Nakamoto does not have its own preferred stock product and is still considering whether it makes sense given its structure as an operating company with a treasury underneath, she explained.

“I think there will be additional treasury companies issuing these and we will assess which ones go into the fund and which ones don’t,” Fabiano said. Early this year, Nakamoto bought BTC Inc. and UTXO Management, a firm that manages Bitcoin investments and advisory for 210k Capital, LP.

Speaking of additional treasury companies entering the space, Kwasi Kwarteng, executive chairman of Stack and former UK Chancellor of the Exchequer, said the scope for growth is huge. There are about 200 bitcoin treasury companies, he said, citing Blockstream CEO Adam Back, compared to 5,000 banks in the US alone.

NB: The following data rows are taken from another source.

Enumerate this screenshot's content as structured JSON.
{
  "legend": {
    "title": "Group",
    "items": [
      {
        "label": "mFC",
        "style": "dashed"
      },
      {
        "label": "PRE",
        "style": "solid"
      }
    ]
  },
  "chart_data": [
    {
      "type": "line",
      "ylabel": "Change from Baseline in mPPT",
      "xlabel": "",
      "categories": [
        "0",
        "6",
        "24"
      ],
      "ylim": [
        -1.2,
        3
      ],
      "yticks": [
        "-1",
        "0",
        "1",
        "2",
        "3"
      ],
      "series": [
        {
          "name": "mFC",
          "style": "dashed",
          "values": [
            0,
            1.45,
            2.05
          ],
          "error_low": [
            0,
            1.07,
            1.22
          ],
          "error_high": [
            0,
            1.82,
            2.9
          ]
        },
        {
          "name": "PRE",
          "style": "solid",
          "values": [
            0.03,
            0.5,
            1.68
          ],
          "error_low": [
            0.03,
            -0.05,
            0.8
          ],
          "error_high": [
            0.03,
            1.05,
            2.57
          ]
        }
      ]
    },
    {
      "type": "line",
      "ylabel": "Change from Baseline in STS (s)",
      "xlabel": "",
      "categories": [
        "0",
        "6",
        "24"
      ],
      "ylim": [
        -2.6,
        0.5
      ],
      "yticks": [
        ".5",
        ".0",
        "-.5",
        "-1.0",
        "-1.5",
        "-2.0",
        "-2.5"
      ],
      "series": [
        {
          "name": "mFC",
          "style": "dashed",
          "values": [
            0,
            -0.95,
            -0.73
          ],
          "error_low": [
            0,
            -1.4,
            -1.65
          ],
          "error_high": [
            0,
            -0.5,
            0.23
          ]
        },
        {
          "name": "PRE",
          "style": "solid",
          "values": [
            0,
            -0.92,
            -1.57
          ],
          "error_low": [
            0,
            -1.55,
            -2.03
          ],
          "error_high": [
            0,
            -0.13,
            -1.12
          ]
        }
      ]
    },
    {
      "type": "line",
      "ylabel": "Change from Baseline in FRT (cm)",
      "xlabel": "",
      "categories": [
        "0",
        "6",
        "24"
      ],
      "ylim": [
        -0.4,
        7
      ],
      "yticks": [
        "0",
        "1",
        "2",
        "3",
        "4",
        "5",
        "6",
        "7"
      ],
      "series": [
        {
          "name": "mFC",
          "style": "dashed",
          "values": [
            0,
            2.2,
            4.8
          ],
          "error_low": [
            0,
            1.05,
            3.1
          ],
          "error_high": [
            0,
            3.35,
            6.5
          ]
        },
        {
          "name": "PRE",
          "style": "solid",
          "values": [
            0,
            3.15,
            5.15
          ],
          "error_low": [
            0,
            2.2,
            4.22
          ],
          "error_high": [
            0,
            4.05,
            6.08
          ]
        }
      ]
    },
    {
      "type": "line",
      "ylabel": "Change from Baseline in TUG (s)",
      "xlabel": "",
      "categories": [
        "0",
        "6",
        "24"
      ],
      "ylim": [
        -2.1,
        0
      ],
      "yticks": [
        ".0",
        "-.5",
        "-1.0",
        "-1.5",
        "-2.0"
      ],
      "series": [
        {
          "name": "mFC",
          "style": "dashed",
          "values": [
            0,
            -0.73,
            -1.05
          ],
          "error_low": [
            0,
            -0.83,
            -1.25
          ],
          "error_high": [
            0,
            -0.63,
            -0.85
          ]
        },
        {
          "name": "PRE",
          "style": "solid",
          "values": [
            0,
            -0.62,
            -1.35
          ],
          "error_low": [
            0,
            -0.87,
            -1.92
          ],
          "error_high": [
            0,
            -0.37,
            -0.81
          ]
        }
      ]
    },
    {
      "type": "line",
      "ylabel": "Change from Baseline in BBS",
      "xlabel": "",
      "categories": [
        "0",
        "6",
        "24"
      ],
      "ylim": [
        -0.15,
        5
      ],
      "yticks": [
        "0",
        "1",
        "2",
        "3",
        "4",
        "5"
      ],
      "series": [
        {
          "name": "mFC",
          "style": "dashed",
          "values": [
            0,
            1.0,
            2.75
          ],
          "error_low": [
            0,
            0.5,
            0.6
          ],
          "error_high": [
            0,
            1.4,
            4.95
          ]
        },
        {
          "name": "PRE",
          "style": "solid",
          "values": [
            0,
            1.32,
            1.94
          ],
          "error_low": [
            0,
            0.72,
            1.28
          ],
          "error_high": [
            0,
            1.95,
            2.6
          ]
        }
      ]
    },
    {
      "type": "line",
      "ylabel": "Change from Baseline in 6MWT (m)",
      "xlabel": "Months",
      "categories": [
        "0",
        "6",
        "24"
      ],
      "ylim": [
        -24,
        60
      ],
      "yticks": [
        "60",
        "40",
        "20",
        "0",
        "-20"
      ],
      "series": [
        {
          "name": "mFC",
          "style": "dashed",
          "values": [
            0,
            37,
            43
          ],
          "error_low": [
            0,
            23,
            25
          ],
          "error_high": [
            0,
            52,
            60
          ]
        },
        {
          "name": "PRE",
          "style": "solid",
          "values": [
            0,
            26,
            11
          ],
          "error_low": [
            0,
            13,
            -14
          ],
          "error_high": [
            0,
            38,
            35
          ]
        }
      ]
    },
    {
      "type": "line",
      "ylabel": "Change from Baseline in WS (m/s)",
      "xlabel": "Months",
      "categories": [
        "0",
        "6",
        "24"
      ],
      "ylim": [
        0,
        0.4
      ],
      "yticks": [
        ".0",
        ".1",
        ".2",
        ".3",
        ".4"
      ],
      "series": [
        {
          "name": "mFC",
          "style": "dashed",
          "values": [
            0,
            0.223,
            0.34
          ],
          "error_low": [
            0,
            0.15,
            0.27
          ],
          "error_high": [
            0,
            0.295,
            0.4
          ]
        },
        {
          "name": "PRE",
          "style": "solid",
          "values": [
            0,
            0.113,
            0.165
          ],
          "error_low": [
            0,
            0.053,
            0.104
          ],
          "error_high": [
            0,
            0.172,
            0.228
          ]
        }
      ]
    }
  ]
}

“If bitcoin becomes a global financial currency, which I think it will, there is room for many more bitcoin finance companies,” he said, framing the digital credit option in the panel’s starkest terms.

“It’s a binary choice,” Kwarteng said. “Either you think bitcoin is going to the moon, or you think it’s a Ponzi scheme. There’s no middle ground.”

For those in the first camp, the prize is not incremental.

Kwarteng explained that one percent of the $300 trillion global credit market would represent about $3 trillion, nearly double bitcoin’s current market cap of about $2 trillion.

“You’re going to have digital credit, you’re going to have the full spectrum of possibilities. You’re essentially going to create or recreate the financial system, the global financial system, based on bitcoin,” he noted.